Exposure Therapy

 When a patient has a phobia, one of the best ways to overcome it is through a type of treatment called exposure therapy. Exposure therapy involves patients being exposed to the thing or situation that they’re afraid of. By exposing them to it and making them face their fears, they slowly begin to be less afraid. This type of treatment can also be helpful with problems like anxiety, panic attacks, obsessive-compulsive disorder, and even post-traumatic stress disorder. At the end of this course of treatment, most patients have little to no symptoms.

    Despite the intensity of its name, the process of exposure therapy happens very slowly. The pace is completely controlled by the patient and their comfort level. For example, if a patient has a phobia of spiders, they aren’t immediately given a spider to hold in their hands. The therapist would start out small. They may ask the patient to simply imagine a spider. Once they are comfortable with that activity, they might move on to looking at pictures of spiders. While all these different types of exposure therapy are happening, the therapist is also teaching them skills to help them cope with any symptoms that come up. Another example of a type of exposure therapy is when a patient uses virtual reality to conquer their fears. Exposure therapy through virtual reality combines real-time computer graphics, body tracking devices, visual displays, and other sensory input devices. This type of exposure therapy has been tested on patients with fears of flying, heights, and veterans with PTSD from combat and shown to have greatly reduced their symptoms. 

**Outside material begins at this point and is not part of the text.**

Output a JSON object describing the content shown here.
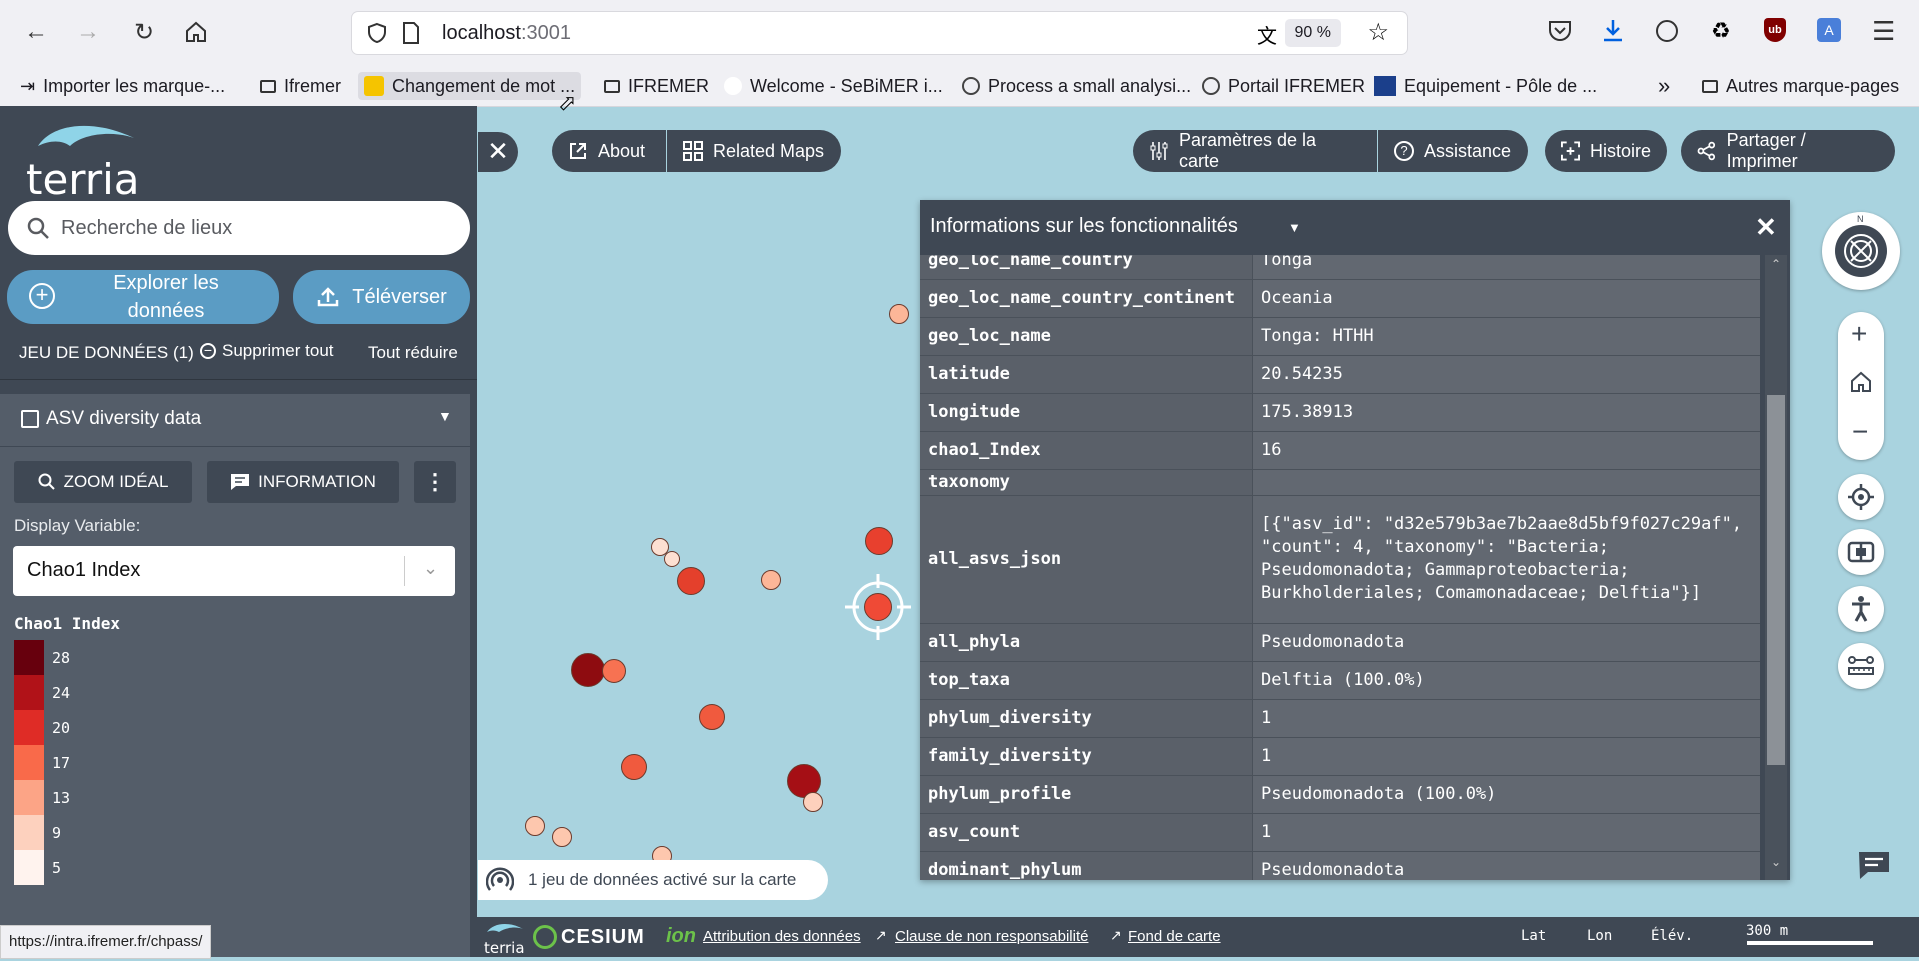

Rothbaum, B. O., Hodges, L., & Kooper, R. (1997). Virtual reality exposure therapy. Journal of Psychotherapy Practice & Research, 6(3), 219–226.


  1. Hi Megan, I enjoyed reading your post. Exposure Therapy is very interesting and I am curious on how well it truly works. Do you think people really overcome their fears completely? You stated that at the end of the treatment course patients will have little to know symptoms, I am wondering what the statistics are on that. This post has made me want to do a further investigation on this topic. Thank you!